Between 400 and 500 IS jihadists still active in Iraq

According to a senior Iraqi military official, the Islamic State (IS) group has between 400 and 500 active fighters in Iraq. UN estimates, unveiled in a report published in February, mentioned “5,000 to 7,000 members and supporters” deployed between Iraq and Syria, of which “about half” would be combatants.

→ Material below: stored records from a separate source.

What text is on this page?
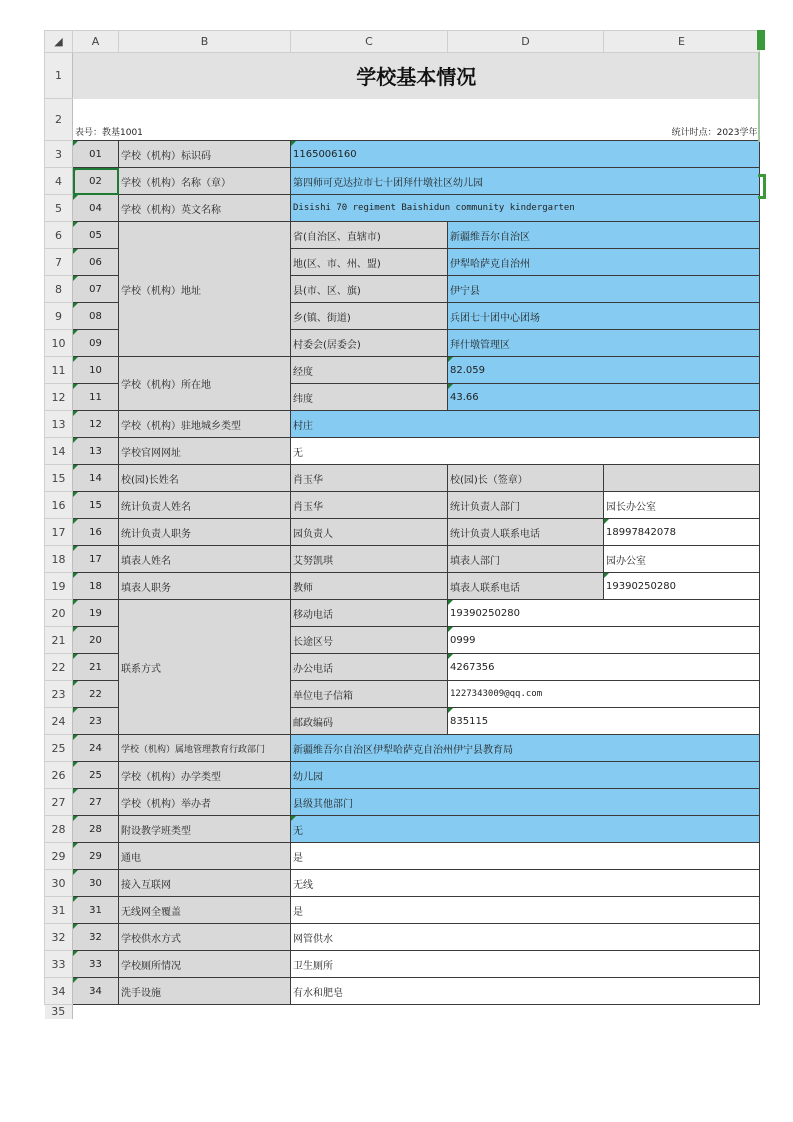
◢	A	B	C	D	E
1	学校基本情况				
2	表号：教基1001			统计时点：2023学年	
3	01	学校（机构）标识码	1165006160		
4	02	学校（机构）名称（章）	第四师可克达拉市七十团拜什墩社区幼儿园		
5	04	学校（机构）英文名称	Disishi 70 regiment Baishidun community kindergarten		
6	05	学校（机构）地址	省(自治区、直辖市)	新疆维吾尔自治区	
7	06		地(区、市、州、盟)	伊犁哈萨克自治州	
8	07		县(市、区、旗)	伊宁县	
9	08		乡(镇、街道)	兵团七十团中心团场	
10	09		村委会(居委会)	拜什墩管理区	
11	10	学校（机构）所在地	经度	82.059	
12	11		纬度	43.66	
13	12	学校（机构）驻地城乡类型	村庄		
14	13	学校官网网址	无		
15	14	校(园)长姓名	肖玉华	校(园)长（签章）	
16	15	统计负责人姓名	肖玉华	统计负责人部门	园长办公室
17	16	统计负责人职务	园负责人	统计负责人联系电话	18997842078
18	17	填表人姓名	艾努凯琪	填表人部门	园办公室
19	18	填表人职务	教师	填表人联系电话	19390250280
20	19	联系方式	移动电话	19390250280	
21	20		长途区号	0999	
22	21		办公电话	4267356	
23	22		单位电子信箱	1227343009@qq.com	
24	23		邮政编码	835115	
25	24	学校（机构）属地管理教育行政部门	新疆维吾尔自治区伊犁哈萨克自治州伊宁县教育局		
26	25	学校（机构）办学类型	幼儿园		
27	27	学校（机构）举办者	县级其他部门		
28	28	附设教学班类型	无		
29	29	通电	是		
30	30	接入互联网	无线		
31	31	无线网全覆盖	是		
32	32	学校供水方式	网管供水		
33	33	学校厕所情况	卫生厕所		
34	34	洗手设施	有水和肥皂		
35					
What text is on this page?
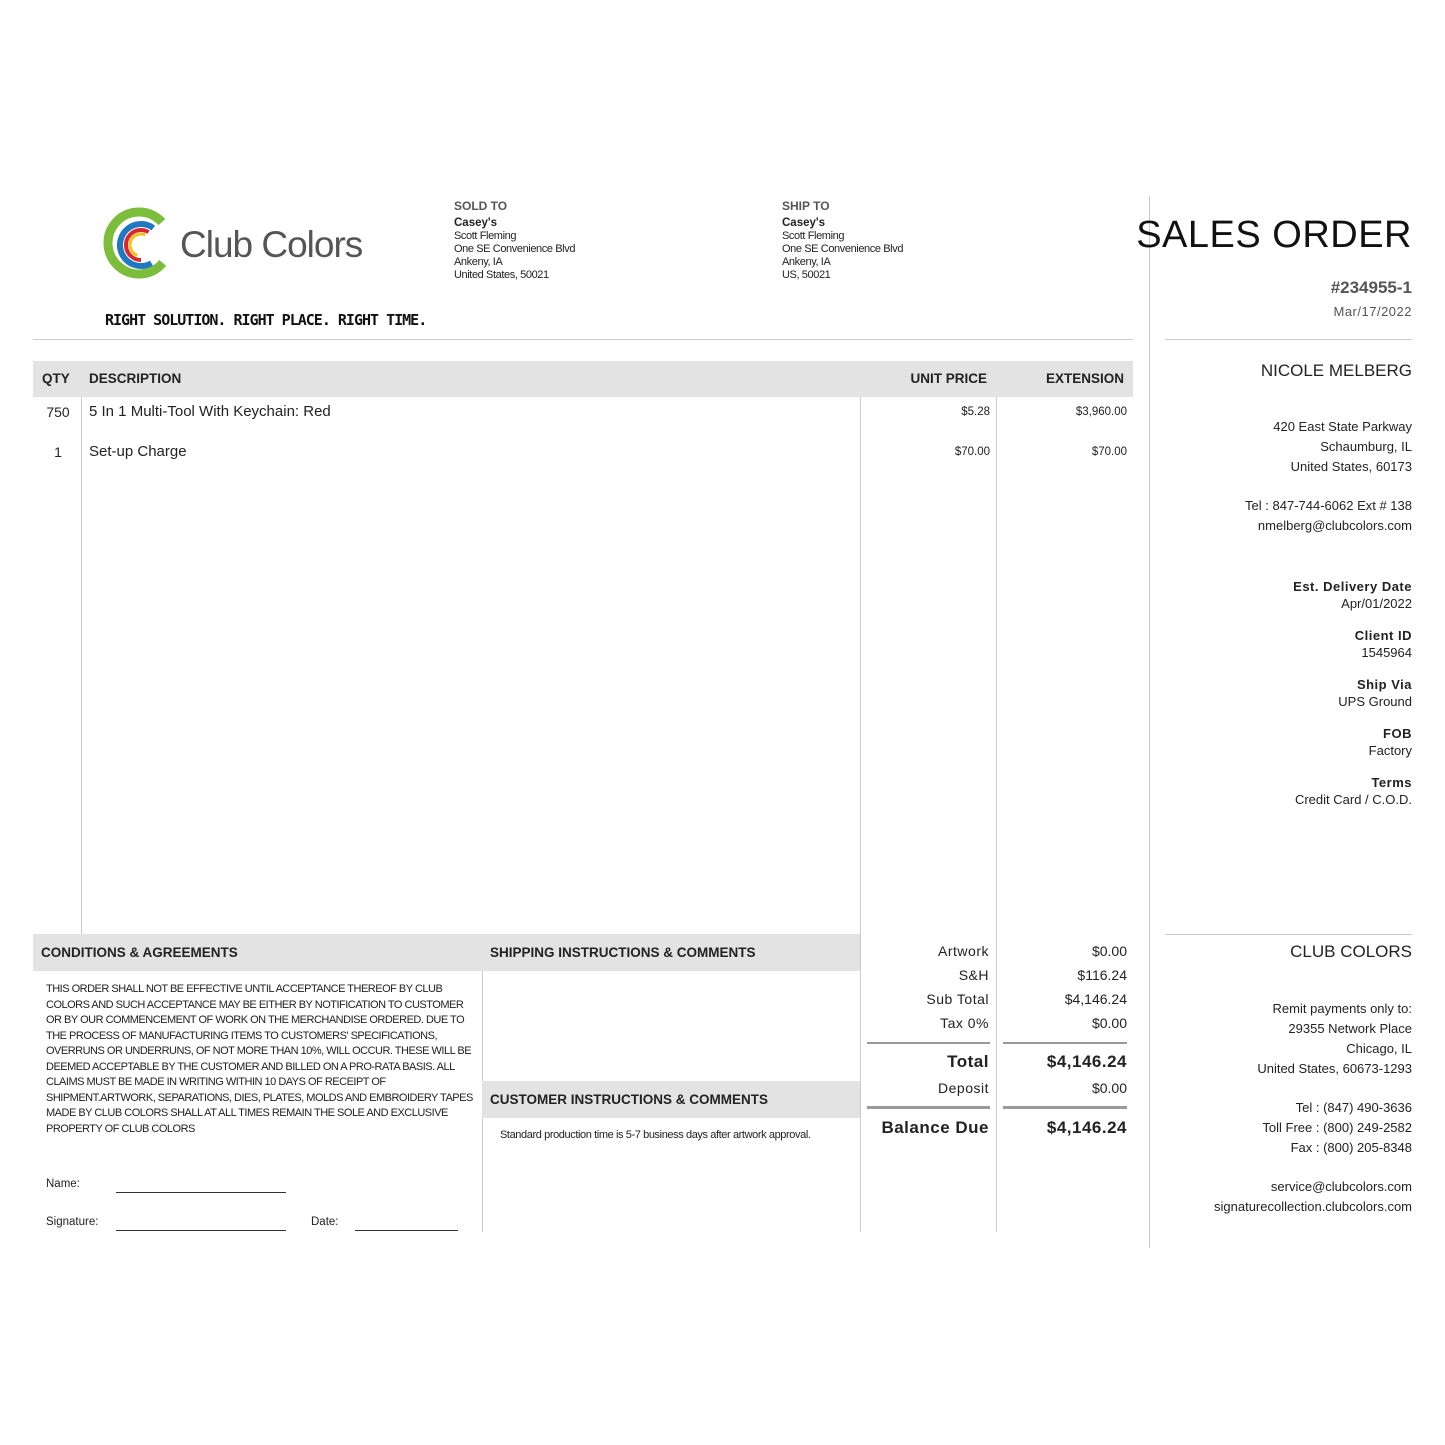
Club Colors
RIGHT SOLUTION. RIGHT PLACE. RIGHT TIME.
SOLD TO
Casey's
Scott Fleming
One SE Convenience Blvd
Ankeny, IA
United States, 50021
SHIP TO
Casey's
Scott Fleming
One SE Convenience Blvd
Ankeny, IA
US, 50021
QTY DESCRIPTION	UNIT PRICE	EXTENSION
750 5 In 1 Multi-Tool With Keychain: Red	$5.28	$3,960.00
1	Set-up Charge	$70.00	$70.00
CONDITIONS & AGREEMENTS
THIS ORDER SHALL NOT BE EFFECTIVE UNTIL ACCEPTANCE THEREOF BY CLUB COLORS AND SUCH ACCEPTANCE MAY BE EITHER BY NOTIFICATION TO CUSTOMER OR BY OUR COMMENCEMENT OF WORK ON THE MERCHANDISE ORDERED. DUE TO THE PROCESS OF MANUFACTURING ITEMS TO CUSTOMERS' SPECIFICATIONS, OVERRUNS OR UNDERRUNS, OF NOT MORE THAN 10%, WILL OCCUR. THESE WILL BE DEEMED ACCEPTABLE BY THE CUSTOMER AND BILLED ON A PRO-RATA BASIS. ALL CLAIMS MUST BE MADE IN WRITING WITHIN 10 DAYS OF RECEIPT OF SHIPMENT.ARTWORK, SEPARATIONS, DIES, PLATES, MOLDS AND EMBROIDERY TAPES MADE BY CLUB COLORS SHALL AT ALL TIMES REMAIN THE SOLE AND EXCLUSIVE PROPERTY OF CLUB COLORS
Name:
Signature:	Date:
SHIPPING INSTRUCTIONS & COMMENTS
CUSTOMER INSTRUCTIONS & COMMENTS
Standard production time is 5-7 business days after artwork approval.
Artwork	$0.00
S&H	$116.24
Sub Total	$4,146.24
Tax 0%	$0.00
Total	$4,146.24
Deposit	$0.00
Balance Due	$4,146.24
SALES ORDER
#234955-1
Mar/17/2022
NICOLE MELBERG
420 East State Parkway
Schaumburg, IL
United States, 60173
Tel : 847-744-6062 Ext # 138
nmelberg@clubcolors.com
Est. Delivery Date
Apr/01/2022
Client ID
1545964
Ship Via
UPS Ground
FOB
Factory
Terms
Credit Card / C.O.D.
CLUB COLORS
Remit payments only to:
29355 Network Place
Chicago, IL
United States, 60673-1293
Tel : (847) 490-3636
Toll Free : (800) 249-2582
Fax : (800) 205-8348
service@clubcolors.com
signaturecollection.clubcolors.com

After a meteoric rise in power in 2014, the IS saw its self-proclaimed “caliphate” waver under the blow of successive offensives launched in these two countries with the support of an international anti-jihadist coalition. At the end of 2017, Iraq declared its military victory against the jihadists, who had once conquered almost a third of its territory.

A training camp dismantled at the end of February

However, IS cells continue to sporadically target security forces and civilians. General Qais al-Mohamadawi, deputy commander of the joint operations cell, which oversees the cooperation of Iraqi security forces with the international anti-jihadist coalition, estimated that “the total number of IS members does not exceed 400 to 500 combatants, in three or four provinces”.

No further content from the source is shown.